Blains
Blains
(אֲבִעבֻּעֹת, ababuoth'; Sept. φλυκτίδες; Vulg. vesicce) occurs only in the account of the sixth plague of Egypt (Ex 9:9-10), where it is described as "a boil breaking forth into blains," i.e. violent ulcerous inflammations (from בּוּעִ, to boil up). The ashes from the furnaces or brick-kilns were taken by Moses, a handful at a time, and scattered to the winds; and wherever a particle fell, on man or beast, it caused this troublesome and painful disease to appear. It is called in De 28:27,35, "the botch of Egypt" (comp.
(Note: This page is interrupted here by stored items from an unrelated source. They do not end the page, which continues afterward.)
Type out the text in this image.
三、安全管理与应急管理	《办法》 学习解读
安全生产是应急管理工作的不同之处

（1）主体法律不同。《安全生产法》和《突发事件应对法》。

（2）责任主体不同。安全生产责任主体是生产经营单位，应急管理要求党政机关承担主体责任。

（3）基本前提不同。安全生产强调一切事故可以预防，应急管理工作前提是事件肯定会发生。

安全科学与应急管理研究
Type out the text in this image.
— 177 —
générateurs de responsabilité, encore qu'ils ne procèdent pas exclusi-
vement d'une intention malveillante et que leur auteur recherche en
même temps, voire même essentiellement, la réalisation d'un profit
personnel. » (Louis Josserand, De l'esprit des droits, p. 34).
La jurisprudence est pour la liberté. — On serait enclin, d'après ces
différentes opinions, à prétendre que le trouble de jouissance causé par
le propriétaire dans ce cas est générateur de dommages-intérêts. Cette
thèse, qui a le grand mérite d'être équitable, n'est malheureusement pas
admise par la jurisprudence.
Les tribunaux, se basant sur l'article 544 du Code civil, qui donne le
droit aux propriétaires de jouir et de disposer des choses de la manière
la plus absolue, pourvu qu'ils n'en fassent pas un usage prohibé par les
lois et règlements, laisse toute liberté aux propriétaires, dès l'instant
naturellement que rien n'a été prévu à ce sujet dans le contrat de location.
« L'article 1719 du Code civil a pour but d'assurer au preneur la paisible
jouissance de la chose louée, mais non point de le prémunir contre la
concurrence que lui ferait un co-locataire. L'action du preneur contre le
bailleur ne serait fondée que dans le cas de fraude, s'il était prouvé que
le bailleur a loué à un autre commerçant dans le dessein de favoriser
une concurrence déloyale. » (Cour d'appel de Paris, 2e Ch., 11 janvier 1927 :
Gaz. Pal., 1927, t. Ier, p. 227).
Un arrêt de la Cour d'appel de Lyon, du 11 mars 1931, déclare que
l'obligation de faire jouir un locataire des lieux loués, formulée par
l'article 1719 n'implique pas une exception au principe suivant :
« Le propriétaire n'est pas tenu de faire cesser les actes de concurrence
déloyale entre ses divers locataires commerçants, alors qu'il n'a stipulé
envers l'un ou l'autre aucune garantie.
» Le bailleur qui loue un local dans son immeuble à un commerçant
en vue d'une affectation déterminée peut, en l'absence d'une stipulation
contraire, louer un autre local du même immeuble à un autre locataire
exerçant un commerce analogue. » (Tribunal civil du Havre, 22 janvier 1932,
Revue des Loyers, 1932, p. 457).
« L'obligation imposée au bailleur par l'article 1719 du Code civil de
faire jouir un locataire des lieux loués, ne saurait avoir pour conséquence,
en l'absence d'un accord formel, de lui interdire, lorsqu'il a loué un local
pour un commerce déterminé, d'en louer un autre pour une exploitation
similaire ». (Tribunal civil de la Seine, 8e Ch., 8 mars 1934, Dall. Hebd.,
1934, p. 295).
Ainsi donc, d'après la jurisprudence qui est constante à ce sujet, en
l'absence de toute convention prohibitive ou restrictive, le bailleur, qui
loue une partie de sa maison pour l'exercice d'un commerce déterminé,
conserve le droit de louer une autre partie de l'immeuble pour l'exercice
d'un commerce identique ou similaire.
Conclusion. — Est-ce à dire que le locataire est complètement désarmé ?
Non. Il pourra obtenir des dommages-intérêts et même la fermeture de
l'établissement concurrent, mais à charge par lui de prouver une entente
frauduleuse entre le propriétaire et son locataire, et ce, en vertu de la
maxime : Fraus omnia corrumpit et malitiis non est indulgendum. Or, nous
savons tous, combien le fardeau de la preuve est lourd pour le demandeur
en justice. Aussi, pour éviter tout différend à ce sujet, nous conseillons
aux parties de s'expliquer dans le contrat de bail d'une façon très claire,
Job 2:7). It seems to have been the ψωρά ἀγρία, or black leprosy, a fearful kind of elephantiasis (comp. Plin. 26:5). It must have come with dreadful intensity on the magicians whose art it baffled, and whose scrupulous cleanliness (Herod. ii, 36) it rendered nugatory, so that they were unable to stand in the presence of Moses because of the boils. SEE BOIL.
Other names for purulent and leprous eruptions are בִּהֶרֶת שׂאֵת (Mophea alba), סִפִּחִת (Morphea nigra) and the more harmless מַספִּחִת, Leviticus 13, passim (Jahn, Bibl. Arch. § 189). SEE LEPROSY.